Polemiche da Oscar

Polemiche da Oscar
Michela Greco
ROMA - L'Italia ha espresso ieri il suo candidato per la corsa all'Oscar nella categoria Miglior Film non in Lingua Inglese scegliendo Fuocoammare, il film con cui Gianfranco Rosi ha trionfato al Festival di Berlino, già distribuito in oltre 60 paesi.
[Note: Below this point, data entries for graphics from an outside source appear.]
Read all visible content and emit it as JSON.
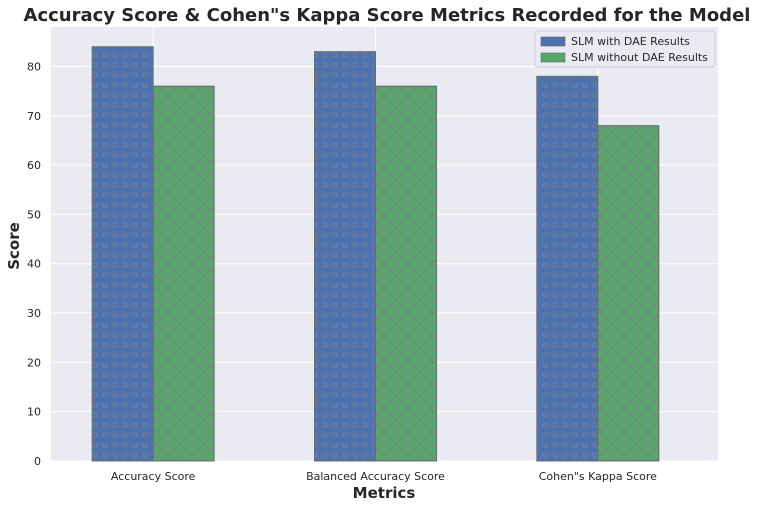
{
  "chart_data": {
    "type": "bar",
    "title": "Accuracy Score & Cohen\"s Kappa Score Metrics Recorded for the Model",
    "xlabel": "Metrics",
    "ylabel": "Score",
    "categories": [
      "Accuracy Score",
      "Balanced Accuracy Score",
      "Cohen\"s Kappa Score"
    ],
    "series": [
      {
        "name": "SLM with DAE Results",
        "values": [
          84,
          83,
          78
        ],
        "color": "#4c72b0",
        "hatch": "dots"
      },
      {
        "name": "SLM without DAE Results",
        "values": [
          76,
          76,
          68
        ],
        "color": "#55a868",
        "hatch": "crosshatch"
      }
    ],
    "ylim": [
      0,
      88
    ],
    "yticks": [
      0,
      10,
      20,
      30,
      40,
      50,
      60,
      70,
      80
    ],
    "grid": true,
    "legend_position": "top-right",
    "background_color": "#eaeaf2"
  }
}
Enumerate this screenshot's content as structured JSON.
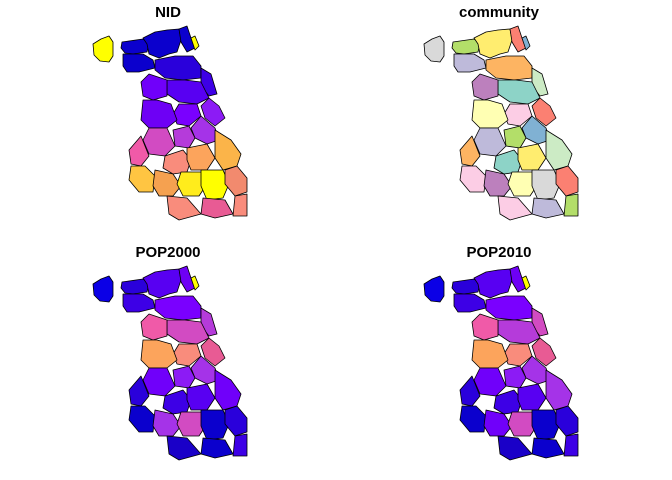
{
  "figure": {
    "panels": [
      {
        "title": "NID",
        "palette": "sf",
        "fills": [
          "#FFFF00",
          "#0B00CD",
          "#0B00CD",
          "#0B00CD",
          "#FFFF00",
          "#0B00CD",
          "#2A00DB",
          "#3D00E6",
          "#5800F2",
          "#7000FA",
          "#7A00FF",
          "#6E00F5",
          "#8C1BF5",
          "#A533E8",
          "#B53BDA",
          "#D24BC2",
          "#F05AA8",
          "#F98C7C",
          "#FCA45C",
          "#FBB449",
          "#FFC542",
          "#F5A150",
          "#FFEC1C",
          "#FFFF00",
          "#F28A6E",
          "#E85B94",
          "#F98C7C",
          "#F98C7C"
        ]
      },
      {
        "title": "community",
        "palette": "set3",
        "fills": [
          "#D9D9D9",
          "#B3DE69",
          "#FFED6F",
          "#FB8072",
          "#80B1D3",
          "#BEBADA",
          "#FDB462",
          "#CCEBC5",
          "#8DD3C7",
          "#BC80BD",
          "#FCCDE5",
          "#FFFFB3",
          "#FB8072",
          "#80B1D3",
          "#B3DE69",
          "#BEBADA",
          "#FDB462",
          "#8DD3C7",
          "#FFED6F",
          "#CCEBC5",
          "#FCCDE5",
          "#BC80BD",
          "#FFFFB3",
          "#D9D9D9",
          "#FB8072",
          "#BEBADA",
          "#B3DE69",
          "#FCCDE5"
        ]
      },
      {
        "title": "POP2000",
        "palette": "sf",
        "fills": [
          "#0B00E6",
          "#2A00DB",
          "#5800F2",
          "#6E00F5",
          "#FFFF00",
          "#3D00E6",
          "#7A00FF",
          "#B53BDA",
          "#D24BC2",
          "#F05AA8",
          "#F98C7C",
          "#FCA45C",
          "#E85B94",
          "#A533E8",
          "#8C1BF5",
          "#7000FA",
          "#2A00DB",
          "#3D00E6",
          "#5800F2",
          "#7000FA",
          "#0B00CD",
          "#A533E8",
          "#D24BC2",
          "#0B00CD",
          "#2A00DB",
          "#0B00CD",
          "#3D00E6",
          "#1A00C8"
        ]
      },
      {
        "title": "POP2010",
        "palette": "sf",
        "fills": [
          "#0B00E6",
          "#2A00DB",
          "#5800F2",
          "#6E00F5",
          "#FFFF00",
          "#3D00E6",
          "#7A00FF",
          "#D24BC2",
          "#B53BDA",
          "#F05AA8",
          "#F98C7C",
          "#FCA45C",
          "#E85B94",
          "#A533E8",
          "#8C1BF5",
          "#7000FA",
          "#2A00DB",
          "#3D00E6",
          "#5800F2",
          "#A533E8",
          "#0B00CD",
          "#7000FA",
          "#D24BC2",
          "#0B00CD",
          "#2A00DB",
          "#0B00CD",
          "#3D00E6",
          "#1A00C8"
        ]
      }
    ]
  }
}
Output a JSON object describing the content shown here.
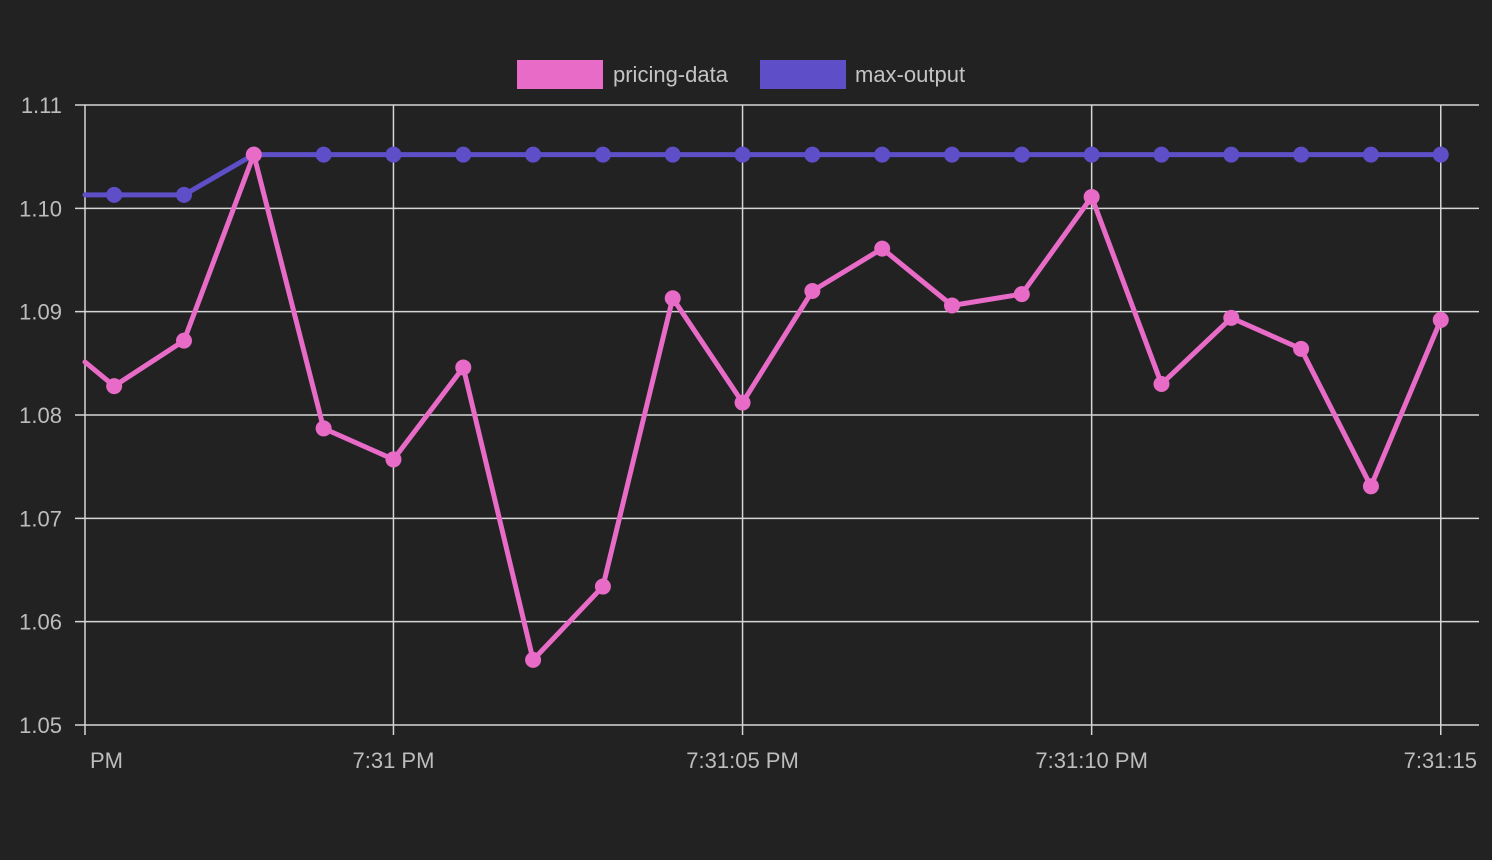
{
  "chart_data": {
    "type": "line",
    "title": "",
    "xlabel": "",
    "ylabel": "",
    "ylim": [
      1.05,
      1.11
    ],
    "y_ticks": [
      "1.11",
      "1.10",
      "1.09",
      "1.08",
      "1.07",
      "1.06",
      "1.05"
    ],
    "y_tick_values": [
      1.11,
      1.1,
      1.09,
      1.08,
      1.07,
      1.06,
      1.05
    ],
    "x_tick_labels": [
      {
        "label": "PM",
        "index": 0.0
      },
      {
        "label": "7:31 PM",
        "index": 4.7
      },
      {
        "label": "7:31:05 PM",
        "index": 9.7
      },
      {
        "label": "7:31:10 PM",
        "index": 14.7
      },
      {
        "label": "7:31:15",
        "index": 19.7
      }
    ],
    "grid": true,
    "legend_position": "top-center",
    "x": [
      0.0,
      0.7,
      1.7,
      2.7,
      3.7,
      4.7,
      5.7,
      6.7,
      7.7,
      8.7,
      9.7,
      10.7,
      11.7,
      12.7,
      13.7,
      14.7,
      15.7,
      16.7,
      17.7,
      18.7,
      19.7
    ],
    "series": [
      {
        "name": "pricing-data",
        "color": "#e86bc7",
        "values": [
          1.0867,
          1.0828,
          1.0872,
          1.1052,
          1.0787,
          1.0757,
          1.0846,
          1.0563,
          1.0634,
          1.0913,
          1.0812,
          1.092,
          1.0961,
          1.0906,
          1.0917,
          1.1011,
          1.083,
          1.0894,
          1.0864,
          1.0731,
          1.0892
        ]
      },
      {
        "name": "max-output",
        "color": "#5e4fc8",
        "values": [
          1.1013,
          1.1013,
          1.1013,
          1.1052,
          1.1052,
          1.1052,
          1.1052,
          1.1052,
          1.1052,
          1.1052,
          1.1052,
          1.1052,
          1.1052,
          1.1052,
          1.1052,
          1.1052,
          1.1052,
          1.1052,
          1.1052,
          1.1052,
          1.1052
        ]
      }
    ]
  },
  "colors": {
    "background": "#222222",
    "grid": "#d6d6d6",
    "text": "#bdbdbd"
  }
}
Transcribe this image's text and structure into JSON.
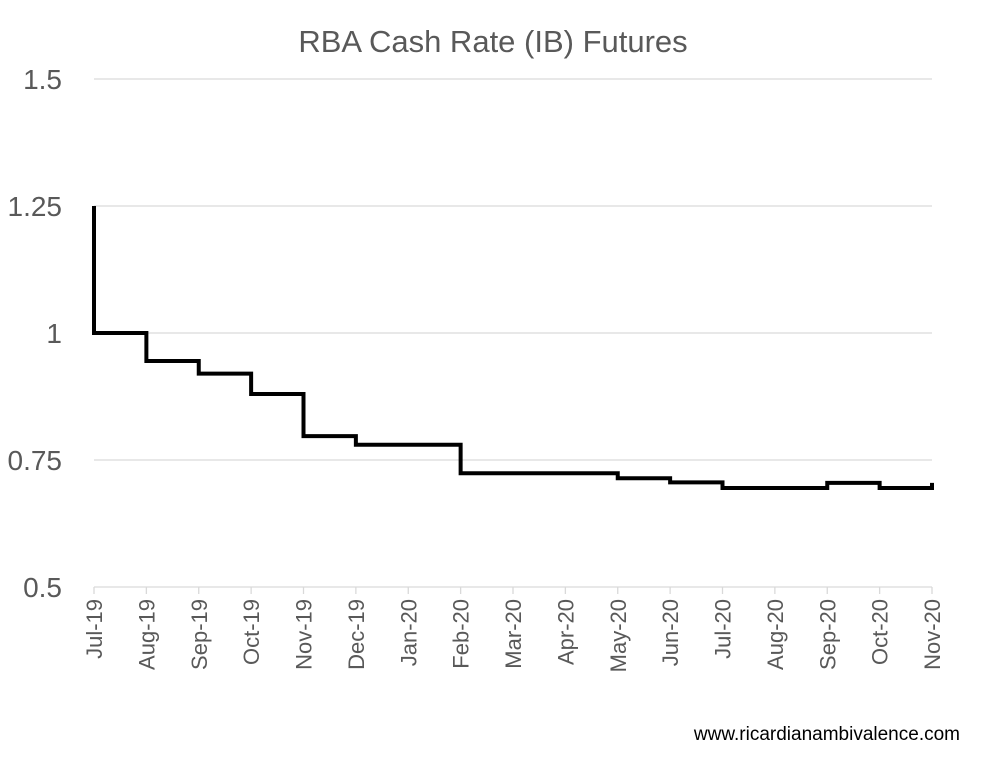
{
  "chart_data": {
    "type": "line",
    "step": true,
    "title": "RBA Cash Rate (IB) Futures",
    "xlabel": "",
    "ylabel": "",
    "ylim": [
      0.5,
      1.5
    ],
    "yticks": [
      0.5,
      0.75,
      1,
      1.25,
      1.5
    ],
    "ytick_labels": [
      "0.5",
      "0.75",
      "1",
      "1.25",
      "1.5"
    ],
    "grid": true,
    "legend": "none",
    "categories": [
      "Jul-19",
      "Aug-19",
      "Sep-19",
      "Oct-19",
      "Nov-19",
      "Dec-19",
      "Jan-20",
      "Feb-20",
      "Mar-20",
      "Apr-20",
      "May-20",
      "Jun-20",
      "Jul-20",
      "Aug-20",
      "Sep-20",
      "Oct-20",
      "Nov-20"
    ],
    "series": [
      {
        "values": [
          1.0,
          0.945,
          0.92,
          0.88,
          0.797,
          0.78,
          0.78,
          0.724,
          0.724,
          0.724,
          0.714,
          0.706,
          0.695,
          0.695,
          0.705,
          0.695,
          0.705
        ],
        "start_value": 1.25,
        "color": "#000000"
      }
    ]
  },
  "footer": {
    "credit": "www.ricardianambivalence.com"
  }
}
Una decisione che premia un'opera che ha affrontato di petto il discorso sui migranti pur osservando la vita che scorre a Lampedusa soprattutto dal punto di vista dei suoi abitanti. Il riconoscimento dello sforzo dell'Italia per salvare rifugiati e migranti, ha twittato il presidente della Camera, Boldrini. Il premier Renzi ha cinguettato che è un onore per l'Italia essere rappresentata da questo film, mentre la Rai ha dichiarato che «La candidatura (...) è il giusto riconoscimento per un'opera (...) che si sposa perfettamente con la nostra missione di servizio pubblico». La decisione, però, è stata tutt'altro che unanime e il film di Rosi l'ha spuntata per un solo voto su un altro candidato, con disappunto di Paolo Sorrentino, che era tra i membri del comitato di selezione: «È un bellissimo film - ha detto - ma (...) questa scelta è un inutile masochistico depotenziamento del cinema italiano che quest'anno poteva portare agli Oscar due film: un film di finzione che secondo me avrebbe avuto molte chance è Indivisibili di Edoardo De Angelis, mentre Fuocoammare può concorrere e vincere nella categoria dei documentari». Il film di Rosi è in effetti iscritto agli Oscar anche come Miglior Documentario, e se lo stesso autore ha commentato augurandosi che Fuocoammare aiuti a superare la politica dei muri e delle barriere, la polemica è proprio questione di barriere: dov'è il confine tra film di finzione e documentario? Ha ancora senso tracciarlo, quel confine?